From: email@example.com (Barry Frankel);
Sent at 6/11/97; 1:24:29 PM;
Netscape's Great Internet Tune Up - Doubles Traffic on the Net
Well the 14mb download for the professional version of Communicator took 3 hours and 20 minutes. Initially my 28.8 modem initially was getting 3.3K/sec from the Netscape server but it has slowed to 1.3K/sec. And this is the response from the server resrved for people who purchased a Netscape subscription.
After seeing this slow response I activated a very clever tool, Net.Medic, you can get a trial copy at http://www.vitalsigns.com/, that shows the performance of the server, the Net, your ISP and your modem.
>From Net.Medic, it appears that Netscape's update has doubled the traffic on the Internet. I wonder what it would cost Netscape if they were charged per kilobyte sent or what the users would pay if they were charged by their local phone companies for each minute of connect time.
My guess is if the phone companies had their way and made the charges close to that for a 3 hour phone call from Princeton to San Jose, it would probably be cheaper to go back to sending floppies through the mail.
At last, a redesign that improves upon the simplicity and clarity of yours. And it loads fast too. This is the best one yet because it addressed your request, improve the graphics and keep the content prominent. Got my vote...
From: firstname.lastname@example.org> (by way of Brent Simmons (David A. Bayly);
Sent at 6/11/97; 10:33:47 AM;
Scripting News redesign: Cameron Barrett.
Friggin' Right On!
From: email@example.com (bobby);
Sent at 6/11/97; 12:33:54 PM;
Re:Style and Technology
I liked this piece.

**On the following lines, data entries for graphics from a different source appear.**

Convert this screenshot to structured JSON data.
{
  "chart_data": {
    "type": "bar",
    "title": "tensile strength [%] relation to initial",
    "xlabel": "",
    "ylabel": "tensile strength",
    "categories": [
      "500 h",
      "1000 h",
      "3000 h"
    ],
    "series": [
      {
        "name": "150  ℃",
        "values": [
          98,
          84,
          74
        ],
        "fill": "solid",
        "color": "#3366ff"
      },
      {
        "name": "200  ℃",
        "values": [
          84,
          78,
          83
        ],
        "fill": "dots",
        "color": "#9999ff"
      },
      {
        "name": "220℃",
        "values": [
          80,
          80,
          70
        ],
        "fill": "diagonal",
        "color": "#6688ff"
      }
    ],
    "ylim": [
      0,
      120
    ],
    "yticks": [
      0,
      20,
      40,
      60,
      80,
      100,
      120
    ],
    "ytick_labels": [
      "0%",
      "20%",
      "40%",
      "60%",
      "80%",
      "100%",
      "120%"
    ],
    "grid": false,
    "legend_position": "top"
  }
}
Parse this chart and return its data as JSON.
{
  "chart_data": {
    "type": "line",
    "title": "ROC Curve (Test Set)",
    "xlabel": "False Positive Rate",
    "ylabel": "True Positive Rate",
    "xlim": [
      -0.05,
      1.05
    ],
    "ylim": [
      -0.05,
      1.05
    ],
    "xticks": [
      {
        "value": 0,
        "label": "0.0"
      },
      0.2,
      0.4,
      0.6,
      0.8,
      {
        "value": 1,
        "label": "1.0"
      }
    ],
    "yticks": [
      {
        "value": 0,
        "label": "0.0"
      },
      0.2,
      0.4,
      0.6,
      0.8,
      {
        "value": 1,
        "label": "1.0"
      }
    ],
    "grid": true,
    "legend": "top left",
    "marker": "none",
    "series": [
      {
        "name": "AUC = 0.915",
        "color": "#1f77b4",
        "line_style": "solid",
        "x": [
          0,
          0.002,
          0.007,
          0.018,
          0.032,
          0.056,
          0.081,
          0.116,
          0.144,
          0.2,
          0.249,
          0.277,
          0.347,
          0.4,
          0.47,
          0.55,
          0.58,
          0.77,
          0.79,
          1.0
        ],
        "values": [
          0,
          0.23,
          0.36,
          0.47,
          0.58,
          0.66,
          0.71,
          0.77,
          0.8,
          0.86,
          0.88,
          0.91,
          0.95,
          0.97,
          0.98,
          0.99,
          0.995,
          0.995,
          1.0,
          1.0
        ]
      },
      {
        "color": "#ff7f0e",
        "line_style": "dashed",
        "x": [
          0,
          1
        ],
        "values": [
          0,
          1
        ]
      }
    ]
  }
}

It is pretty easy to see myopia set in in corporate-land. No style? Bleah. The word 'content' ignores style altogether. The Bible is content. The Torah is content. Spam e-mail is content. Is there a difference?
From: adul@cmg.FCNBD.COM (Albert Dul);
Sent at 6/11/97; 11:08:53 AM;
Re:Style and Technology
This made me think of one of Stephen Jay Gould's essays in which he talks about an annular solar eclipse he experienced in New York City. You'd enjoy it. It's either the first or second chapter of "Dinosaur in a Haystack."